The Women in Data project features interviews with more than 50 women – drawn from across politics, academia, business, and the public and third sectors – who work in the tech sector.
The profiles highlight their significant work – from analysing child health data sets to imaging the atmosphere of supergiant plants – and draw attention to the need for gender balance and greater support for women in the area.
The campaign is run by the University’s Data-Driven Innovation initiative.
Women have a long history as a pioneers in the world of data, starting with Florence Nightingale who used the power of graphs to change the mind of government. Our Women in Data project at the University of Edinburgh has collected stories of present day women who are making their mark with data. It’s vital we recognise the contribution of women data scientists and support more women to succeed in this field.

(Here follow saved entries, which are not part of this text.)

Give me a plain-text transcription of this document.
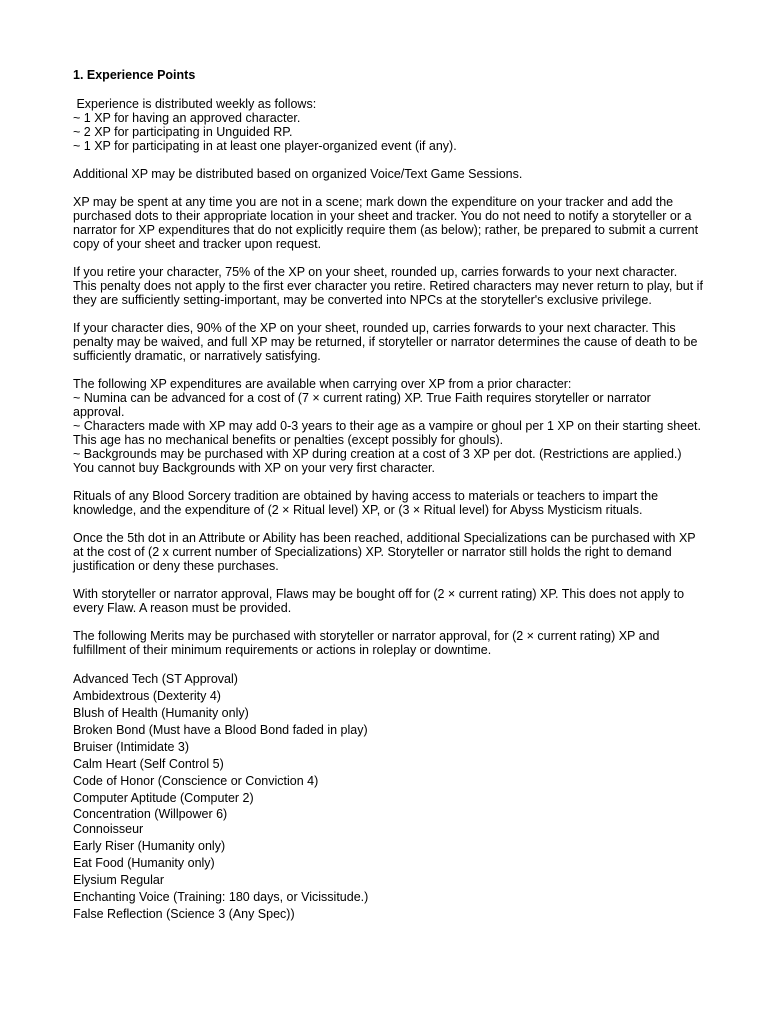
1. Experience Points
Experience is distributed weekly as follows:
~ 1 XP for having an approved character.
~ 2 XP for participating in Unguided RP.
~ 1 XP for participating in at least one player-organized event (if any).
Additional XP may be distributed based on organized Voice/Text Game Sessions.
XP may be spent at any time you are not in a scene; mark down the expenditure on your tracker and add the purchased dots to their appropriate location in your sheet and tracker. You do not need to notify a storyteller or a narrator for XP expenditures that do not explicitly require them (as below); rather, be prepared to submit a current copy of your sheet and tracker upon request.
If you retire your character, 75% of the XP on your sheet, rounded up, carries forwards to your next character. This penalty does not apply to the first ever character you retire. Retired characters may never return to play, but if they are sufficiently setting-important, may be converted into NPCs at the storyteller's exclusive privilege.
If your character dies, 90% of the XP on your sheet, rounded up, carries forwards to your next character. This penalty may be waived, and full XP may be returned, if storyteller or narrator determines the cause of death to be sufficiently dramatic, or narratively satisfying.
The following XP expenditures are available when carrying over XP from a prior character:
~ Numina can be advanced for a cost of (7 × current rating) XP. True Faith requires storyteller or narrator approval.
~ Characters made with XP may add 0-3 years to their age as a vampire or ghoul per 1 XP on their starting sheet. This age has no mechanical benefits or penalties (except possibly for ghouls).
~ Backgrounds may be purchased with XP during creation at a cost of 3 XP per dot. (Restrictions are applied.) You cannot buy Backgrounds with XP on your very first character.
Rituals of any Blood Sorcery tradition are obtained by having access to materials or teachers to impart the knowledge, and the expenditure of (2 × Ritual level) XP, or (3 × Ritual level) for Abyss Mysticism rituals.
Once the 5th dot in an Attribute or Ability has been reached, additional Specializations can be purchased with XP at the cost of (2 x current number of Specializations) XP. Storyteller or narrator still holds the right to demand justification or deny these purchases.
With storyteller or narrator approval, Flaws may be bought off for (2 × current rating) XP. This does not apply to every Flaw. A reason must be provided.
The following Merits may be purchased with storyteller or narrator approval, for (2 × current rating) XP and fulfillment of their minimum requirements or actions in roleplay or downtime.
Advanced Tech (ST Approval)
Ambidextrous (Dexterity 4)
Blush of Health (Humanity only)
Broken Bond (Must have a Blood Bond faded in play)
Bruiser (Intimidate 3)
Calm Heart (Self Control 5)
Code of Honor (Conscience or Conviction 4)
Computer Aptitude (Computer 2)
Concentration (Willpower 6)
Connoisseur
Early Riser (Humanity only)
Eat Food (Humanity only)
Elysium Regular
Enchanting Voice (Training: 180 days, or Vicissitude.)
False Reflection (Science 3 (Any Spec))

Women in Data launches on 10 September with a keynote address at the University from Caroline Criado-Perez, author of the best-selling book, Invisible Women – Exposing Data Bias in a World Designed for Men.
The campaign comes amid increased awareness of the underrepresentation of in data science, a key area of economic growth.

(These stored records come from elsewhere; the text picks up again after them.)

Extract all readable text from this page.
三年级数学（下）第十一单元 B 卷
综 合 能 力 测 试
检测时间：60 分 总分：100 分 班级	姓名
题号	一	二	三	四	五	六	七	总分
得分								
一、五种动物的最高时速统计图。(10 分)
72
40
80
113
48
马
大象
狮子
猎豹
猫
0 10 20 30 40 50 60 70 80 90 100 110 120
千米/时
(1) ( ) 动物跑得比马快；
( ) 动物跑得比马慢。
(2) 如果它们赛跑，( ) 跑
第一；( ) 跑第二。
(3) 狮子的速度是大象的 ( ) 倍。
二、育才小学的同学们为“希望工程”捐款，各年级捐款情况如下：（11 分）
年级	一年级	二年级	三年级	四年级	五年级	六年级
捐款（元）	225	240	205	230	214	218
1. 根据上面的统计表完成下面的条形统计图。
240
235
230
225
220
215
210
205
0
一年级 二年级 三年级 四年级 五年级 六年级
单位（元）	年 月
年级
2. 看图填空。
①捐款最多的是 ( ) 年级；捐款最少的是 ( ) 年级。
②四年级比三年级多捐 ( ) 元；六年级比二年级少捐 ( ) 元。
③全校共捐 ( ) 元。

Only around 13 per cent of science, technical, engineering and medicine (STEM) jobs are occupied by women, according to Skills Development Scotland.
Just 10 per cent of CEOs in STEM FTSE 100 companies are women, notably lower than in non-STEM companies, a Royal Society of Edinburgh survey recently revealed.
An important part of achieving better balance and diversity within this sector is promoting the opportunities from data-related careers. The University of Edinburgh’s Data-Driven Innovation initiative will help to do that and help ensure that we have a greater number of women filling data roles in Scotland. For our part, the Scottish Government are taking steps through initiatives in our STEM Strategy, actions in our Digital Strategy and through CodeClan to increase the number of women in data.
The Data-Driven Innovation programme is a partnership between the Universities of Edinburgh and Heriot-Watt. It is part of the Edinburgh and South East Scotland City Region Deal and aims to help organisations and all people benefit from the data revolution.